The white paper includes a list of metrics. The list is useful as a starting point for assessing whether a search system works. The item that is omitted from the list is the search system’s staying within budget guidelines. When an accountant gets around to figuring out what the fully loaded, direct and indirect costs of an enterprise search system are—that’s when a hard look is taken at information access systems. The accountant probably never uses the system herself, so the numbers are all-to-frequently a really big surprise. Not good in my experience.
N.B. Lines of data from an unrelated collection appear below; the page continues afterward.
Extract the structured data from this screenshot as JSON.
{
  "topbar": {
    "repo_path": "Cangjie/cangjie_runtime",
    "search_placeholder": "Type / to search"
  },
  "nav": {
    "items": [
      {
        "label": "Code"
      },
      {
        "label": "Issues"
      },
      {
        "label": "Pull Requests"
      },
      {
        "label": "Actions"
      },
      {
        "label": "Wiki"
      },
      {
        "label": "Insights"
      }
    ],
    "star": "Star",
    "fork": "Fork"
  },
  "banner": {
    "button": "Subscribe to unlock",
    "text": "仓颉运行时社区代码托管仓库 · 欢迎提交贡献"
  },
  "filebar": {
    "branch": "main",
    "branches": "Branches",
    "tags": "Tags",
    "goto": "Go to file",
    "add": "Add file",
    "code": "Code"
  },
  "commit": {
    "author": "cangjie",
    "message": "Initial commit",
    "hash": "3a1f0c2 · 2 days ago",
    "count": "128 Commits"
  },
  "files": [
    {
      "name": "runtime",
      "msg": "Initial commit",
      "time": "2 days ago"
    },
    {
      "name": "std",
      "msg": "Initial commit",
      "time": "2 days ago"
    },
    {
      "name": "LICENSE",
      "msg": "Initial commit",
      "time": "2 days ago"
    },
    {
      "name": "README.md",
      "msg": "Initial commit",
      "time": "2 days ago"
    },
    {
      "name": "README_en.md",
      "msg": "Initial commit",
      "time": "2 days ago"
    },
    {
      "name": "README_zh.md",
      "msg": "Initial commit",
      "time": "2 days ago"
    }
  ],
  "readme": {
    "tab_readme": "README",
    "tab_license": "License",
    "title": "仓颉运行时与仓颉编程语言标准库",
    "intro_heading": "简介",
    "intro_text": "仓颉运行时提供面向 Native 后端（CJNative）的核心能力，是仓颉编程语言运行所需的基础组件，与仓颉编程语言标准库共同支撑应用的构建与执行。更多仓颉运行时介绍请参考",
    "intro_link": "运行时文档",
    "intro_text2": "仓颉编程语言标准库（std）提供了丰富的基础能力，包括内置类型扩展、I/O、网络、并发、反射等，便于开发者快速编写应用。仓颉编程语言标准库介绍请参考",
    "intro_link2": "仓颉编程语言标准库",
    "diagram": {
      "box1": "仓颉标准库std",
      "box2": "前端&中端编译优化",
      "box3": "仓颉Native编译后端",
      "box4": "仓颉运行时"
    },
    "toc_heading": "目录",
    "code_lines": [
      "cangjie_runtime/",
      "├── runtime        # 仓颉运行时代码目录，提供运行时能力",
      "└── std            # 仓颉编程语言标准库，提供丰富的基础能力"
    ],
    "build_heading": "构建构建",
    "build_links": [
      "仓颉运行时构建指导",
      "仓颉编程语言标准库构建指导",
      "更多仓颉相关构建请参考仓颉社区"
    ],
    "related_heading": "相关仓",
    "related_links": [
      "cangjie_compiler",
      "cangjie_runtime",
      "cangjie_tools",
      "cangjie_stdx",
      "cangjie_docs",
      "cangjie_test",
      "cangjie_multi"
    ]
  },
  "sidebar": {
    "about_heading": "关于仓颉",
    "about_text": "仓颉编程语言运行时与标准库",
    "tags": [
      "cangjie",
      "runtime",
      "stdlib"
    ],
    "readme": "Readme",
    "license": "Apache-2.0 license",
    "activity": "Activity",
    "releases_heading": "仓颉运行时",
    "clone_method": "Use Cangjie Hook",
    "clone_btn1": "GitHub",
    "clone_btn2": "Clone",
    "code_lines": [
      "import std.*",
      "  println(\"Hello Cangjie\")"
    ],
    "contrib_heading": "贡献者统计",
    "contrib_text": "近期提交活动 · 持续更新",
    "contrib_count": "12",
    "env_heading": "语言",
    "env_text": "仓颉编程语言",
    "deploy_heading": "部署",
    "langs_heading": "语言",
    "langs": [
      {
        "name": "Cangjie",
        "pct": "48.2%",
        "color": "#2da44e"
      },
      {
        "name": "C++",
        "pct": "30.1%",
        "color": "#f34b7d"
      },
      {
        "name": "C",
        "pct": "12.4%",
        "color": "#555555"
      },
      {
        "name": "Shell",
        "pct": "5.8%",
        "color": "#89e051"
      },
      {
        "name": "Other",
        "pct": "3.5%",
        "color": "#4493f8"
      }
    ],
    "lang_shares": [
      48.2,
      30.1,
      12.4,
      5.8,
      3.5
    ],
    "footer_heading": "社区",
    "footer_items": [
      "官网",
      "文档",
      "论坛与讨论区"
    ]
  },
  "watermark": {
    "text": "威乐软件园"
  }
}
Martin White and I wrote five or six years ago Successful Enterprise Search Management. We burned through a 150 pages with tiny type to capture our experience with managing the she-devil of enterprise applications. Yep, that’s enterprise search. A she devil. Horrible. The white paper offers some advice which I don’t understand; for example, use the RACI matrix? The what? I circled “Process for service level agreement around adding new sources and front ends.” Another baffler.

How does the white paper end? A bang? A whimper? Neither. The white paper states:

The five-year replacement cycle for search can be frustrating and cost intensive for enterprises.  From the implementation of search to the need for a replacement, the cycle undermines both the enterprise’s initial investment of time and resources as well as the buy-in leveraged to implement the solution originally. In Knowledgent’s experience, there are methods by which enterprises can limit the damage caused by this cycle. By quantifying the value of search, obtaining the necessary skills during the search evaluation, tracking metrics to guide priorities, following a process for managing search, and other best practices, enterprises can break out of the cycle and even avoid it entirely.

This means to me: Hire Knowledgent. Make that decision with careful consideration, gentle reader. My approach would be quite different. One of the systems on which we have worked is now entering its 10th year with only minor adjustments. I suppose that means I failed twice because the system which processes hundreds of millions documents and images should have been replaced two times.

The white paper, like the five year assertion and much of the commentary about enterprise search, does not jibe with the real world I inhabit.